Al suo rientro dalla zona della Carnia a Vittorio Veneto, il Valanga trovò una situazione peggiorata, in quanto i banditi avevano rialzato la testa. Diversi marò caddero a seguito di imboscate. Ripresero dunque i pattugliamenti ma il Valanga era molto ridotto nei suoi organici (la 1a e 4a Compagnia Serenissima erano nel Goriziano): tutto ciò non impedì di continuare l’attività addestrativa. A metà febbraio un nuovo ordine di muoversi nella zona di Bassano del Grappa. Nel mentre del movimento arrivò l’ordine di assicurare la protezione del passo di san Boldo: la truppa (cap. Barbesino) stazionò a Sottocorda. Compito assegnato fu quello di coprire il passaggio di un battaglione di alpini diretti a Belluno. Nel successivo trasferimento per prendere posizione sul monte Cimone (da lì si controllava il Passo) ci fu uno scontro con una pattuglia di ribelli: dopo due ore il Valanga perse quattro uomini mettendo in fuga i superstiti dei banditi, raggiunse il Passo e assicurò il passaggio.
Il compito di Morelli, su ordine di Borghese, era quello di verificare le voci relative al fatto che i tedeschi avevano preso possesso di una nuova zona del territorio italiano. La zona comprendeva la provincia di Bolzano e quasi tutte quelle di Trento e Belluno (Alpenvorland). Con uno stratagemma Morelli si fece ricoverare a Cortina d’Ampezzo (all’istituto ortopedico Codevilla), e da lì fece dei viaggi nelle zone limitrofe. Quello che poi riferì segretamente a Borghese non fu nulla di buono, in quanto esisteva una propaganda per indurre le genti locali a chiedere l’annessione all’Austria (zone da Vipiteno, Brunico, Cortina e San Candido).

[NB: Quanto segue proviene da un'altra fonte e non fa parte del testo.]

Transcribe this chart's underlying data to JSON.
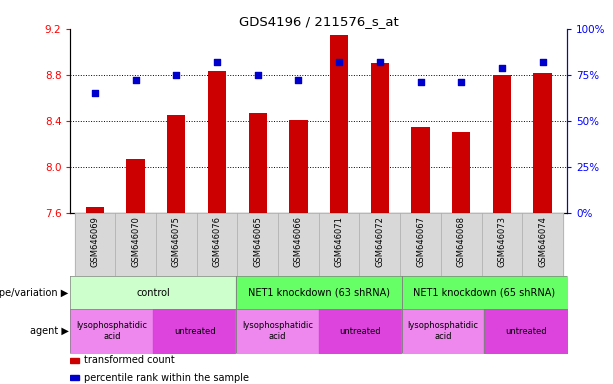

Con l’arrivo a Bassano, il morale del battaglione era alto in quanto era stato promesso al battaglione l’invio al fronte; nello stesso periodo tra una esercitazione e l’altra proseguivano i bombardamenti e i guastatori diedero una mano a trarre in salvo la popolazione sotto le macerie. Un fatto da ricordare è quello che si aggregò al battaglione una compagnia di circa 70 persone che catturate dalla Banda Carità che per non andare deportati in Germania si arruolarono nella RSI. Il 21 aprile gli americani dopo aver sfondato la linea gotica, erano a Bologna. Le città di Milano, Torino e Genova erano sotto il controllo partigiano. Il 28 il Valanga si era spostato a Marostica dove a Thiene sarebbe dovuto unirsi al 2° gruppo di combattimento. Ma qui ci si rese conto che non si poteva più raggiungere Venezia. Nella notte Marostica fu circondata dai partigiani, e le strade erano intasate dai tedeschi in fuga, e battute dagli aerei americani. Le scarse informazioni davano la Decima sciolta su ordine di Borghese. Morelli allora prese contatto con il comitato di liberazione ma si rifutò di passare dall’altra sponda: si preoccupò quindi della sorte dei suoi uomini. Fece sì che, dopo la consegna delle armi da parte del battaglione, questo si spostasse a Bassano. I partigiani, da parte loro, non attaccarono il Valanga e Morelli rimase come prigioniero. Il Battaglione al grido di DECIMA GUASTATORI! DECIMA COMANDANTE, si sciolse il 28 aprile 1945 (una parte di essi il 2 maggio si consegnò a Trento all’arcivescovo). Morelli dopo l’ultimo alzabandiera si consegnò ai partigiani; non ricevette nessun salvacondotto e dopo aver difeso i confini dell’Italia, subì la cancellazione del grado, delle medaglie e una condanna a 12 anni di carcere. Nel maggio 1945 molti guastatori riuscirono ad arrivare a casa: alcuni furono catturati dagli americani e dopo mesi di prigionia tornarono a casa. Ma i più sfortunati, due guastatori persero la vita uccisi dai partigiani.